I am excited to announce that pickle work has finally made it to the Practical Life shelf. It is tucked between orange peel scissoring and the silver cabinet ( a large jewelry box I converted into a small version of a traditional cabinet for storing one's best silver). Pickle work presents an immediate taste contrast to the already available jam work - this month's flavor is apricot. The children are learning that pickles, like jam, come in a variety of flavors. The first to be used were miniature gherkins. Also, this is the first time that children are using the vegetable cutter so those small muscles in their hands are being challenged, again. And while all of this is good, the best part of pickle work for me is the serving part. A child cuts, places toothpicks in each thin slice and then serves their fellow classmates. However, there are a few guidelines for serving food in the classroom.
- Always wash hands before doing food work in the Practical Life area.
- Children participating in a small group are not offered food as it disturbs the cohesion of the group - distracting them from the lesson being given.
- No one is to follow the server requesting to be offered a pickle or any other food being served.

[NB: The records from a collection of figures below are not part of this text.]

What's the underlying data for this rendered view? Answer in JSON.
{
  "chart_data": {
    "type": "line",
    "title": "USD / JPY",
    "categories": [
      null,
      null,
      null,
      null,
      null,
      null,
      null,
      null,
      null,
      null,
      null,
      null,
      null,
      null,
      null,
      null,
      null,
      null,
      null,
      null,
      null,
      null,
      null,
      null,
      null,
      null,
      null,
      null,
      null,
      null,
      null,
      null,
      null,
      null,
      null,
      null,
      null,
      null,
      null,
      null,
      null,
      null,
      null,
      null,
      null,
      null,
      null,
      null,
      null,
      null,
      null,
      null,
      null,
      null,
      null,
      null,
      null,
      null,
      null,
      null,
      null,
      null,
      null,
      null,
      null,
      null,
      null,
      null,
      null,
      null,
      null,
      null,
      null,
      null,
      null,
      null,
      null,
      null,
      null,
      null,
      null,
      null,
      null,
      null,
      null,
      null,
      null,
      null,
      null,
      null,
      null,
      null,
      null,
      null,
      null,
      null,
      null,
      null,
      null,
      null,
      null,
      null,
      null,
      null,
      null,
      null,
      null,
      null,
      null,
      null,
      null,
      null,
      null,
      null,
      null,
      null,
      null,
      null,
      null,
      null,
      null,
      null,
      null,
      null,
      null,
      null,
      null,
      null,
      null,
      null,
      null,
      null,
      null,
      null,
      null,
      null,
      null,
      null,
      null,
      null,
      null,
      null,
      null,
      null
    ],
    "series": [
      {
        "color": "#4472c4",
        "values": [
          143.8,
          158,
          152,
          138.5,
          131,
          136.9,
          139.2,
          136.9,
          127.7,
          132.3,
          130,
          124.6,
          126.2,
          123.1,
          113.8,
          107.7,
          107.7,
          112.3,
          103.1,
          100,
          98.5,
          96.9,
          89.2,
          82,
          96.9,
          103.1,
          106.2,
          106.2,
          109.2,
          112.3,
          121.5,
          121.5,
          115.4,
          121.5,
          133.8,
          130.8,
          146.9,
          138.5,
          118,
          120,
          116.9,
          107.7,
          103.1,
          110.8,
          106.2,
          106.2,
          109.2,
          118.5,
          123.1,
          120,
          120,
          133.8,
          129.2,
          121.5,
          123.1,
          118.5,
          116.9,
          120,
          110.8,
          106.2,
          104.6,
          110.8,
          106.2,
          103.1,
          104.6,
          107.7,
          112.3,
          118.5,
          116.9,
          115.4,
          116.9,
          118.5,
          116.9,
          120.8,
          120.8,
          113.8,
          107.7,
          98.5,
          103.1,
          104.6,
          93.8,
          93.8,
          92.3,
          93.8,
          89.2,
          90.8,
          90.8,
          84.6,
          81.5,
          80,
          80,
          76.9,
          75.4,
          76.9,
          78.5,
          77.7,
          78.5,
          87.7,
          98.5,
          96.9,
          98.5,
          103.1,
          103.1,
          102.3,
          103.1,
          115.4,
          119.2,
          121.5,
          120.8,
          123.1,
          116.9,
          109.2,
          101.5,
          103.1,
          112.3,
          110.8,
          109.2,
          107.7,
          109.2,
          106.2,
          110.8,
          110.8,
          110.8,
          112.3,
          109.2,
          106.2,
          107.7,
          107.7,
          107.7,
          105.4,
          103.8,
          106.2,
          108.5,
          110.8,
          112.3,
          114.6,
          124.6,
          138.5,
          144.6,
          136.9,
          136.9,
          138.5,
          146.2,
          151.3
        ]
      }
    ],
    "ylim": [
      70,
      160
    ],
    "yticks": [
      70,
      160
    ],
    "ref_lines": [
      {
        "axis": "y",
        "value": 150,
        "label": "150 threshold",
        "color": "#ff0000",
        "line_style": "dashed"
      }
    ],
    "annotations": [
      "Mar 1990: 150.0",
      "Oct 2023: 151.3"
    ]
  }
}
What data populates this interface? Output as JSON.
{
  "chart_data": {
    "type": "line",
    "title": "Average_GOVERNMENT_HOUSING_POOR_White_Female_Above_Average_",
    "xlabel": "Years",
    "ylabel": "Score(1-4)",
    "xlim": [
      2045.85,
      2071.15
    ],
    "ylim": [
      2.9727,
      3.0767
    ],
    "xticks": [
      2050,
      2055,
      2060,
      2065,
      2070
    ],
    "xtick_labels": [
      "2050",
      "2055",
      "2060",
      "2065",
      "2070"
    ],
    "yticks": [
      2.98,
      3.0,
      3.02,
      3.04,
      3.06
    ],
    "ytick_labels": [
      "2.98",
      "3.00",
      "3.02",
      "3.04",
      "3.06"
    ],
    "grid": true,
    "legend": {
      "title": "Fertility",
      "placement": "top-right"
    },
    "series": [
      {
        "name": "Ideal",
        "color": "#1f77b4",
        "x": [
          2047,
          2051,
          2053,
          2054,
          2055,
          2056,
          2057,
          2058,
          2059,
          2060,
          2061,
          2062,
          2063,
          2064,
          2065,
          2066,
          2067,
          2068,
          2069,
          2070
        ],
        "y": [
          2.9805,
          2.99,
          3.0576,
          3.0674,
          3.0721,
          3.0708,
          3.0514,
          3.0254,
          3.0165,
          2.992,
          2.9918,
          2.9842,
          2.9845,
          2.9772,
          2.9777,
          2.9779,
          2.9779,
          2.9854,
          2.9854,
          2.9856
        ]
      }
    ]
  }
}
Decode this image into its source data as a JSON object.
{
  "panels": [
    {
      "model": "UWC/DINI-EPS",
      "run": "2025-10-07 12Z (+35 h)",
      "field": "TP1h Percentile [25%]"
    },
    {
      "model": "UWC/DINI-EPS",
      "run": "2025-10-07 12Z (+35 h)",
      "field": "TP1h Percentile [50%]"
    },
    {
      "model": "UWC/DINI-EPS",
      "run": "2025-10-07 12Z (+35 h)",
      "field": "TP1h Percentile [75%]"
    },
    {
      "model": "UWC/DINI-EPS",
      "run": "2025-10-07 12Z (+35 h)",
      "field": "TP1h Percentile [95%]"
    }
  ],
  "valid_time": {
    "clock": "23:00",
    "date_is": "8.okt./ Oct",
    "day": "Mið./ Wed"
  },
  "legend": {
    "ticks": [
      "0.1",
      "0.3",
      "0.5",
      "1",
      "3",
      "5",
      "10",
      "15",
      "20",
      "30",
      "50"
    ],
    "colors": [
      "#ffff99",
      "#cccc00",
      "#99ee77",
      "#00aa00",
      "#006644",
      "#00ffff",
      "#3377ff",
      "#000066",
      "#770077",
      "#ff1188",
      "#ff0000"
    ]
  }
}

- Children serving food should politely ask, "Excuse me, would you like a pickle." If yes, the receiving child would then answer by saying,"Yes, thank you." They may then select a offering taking it off the tray via the toothpick inserted in it.
- Children offered food may politely decline by simply stating, "No thank you."
- Toothpicks that are used to serve individual pieces are to be placed in a trash receptacle by the one who ate the food.
- Also, one pickle per child in terms of using this work.
- Lastly, the child preparing the pickle work may choose to eat all of the pieces of pickle themselves. Serving the others is a choice, not a demand.
You should have seen the smiles on the faces of the children serving their classmates. One child later told her mother that she had never tried pickles before but decided that since the others where tasting them that she would too. Gherkins may not be her favorite, but she did seem to enjoy the next offered "bread and butter" pickles.
This spring, after several varieties of pickles have been sampled, I am planning a pickle tasting that will include samples of several and labels with their names to be placed besides them by the taster. I might even add a blindfold to the work. It will be sort of a pickle potluck.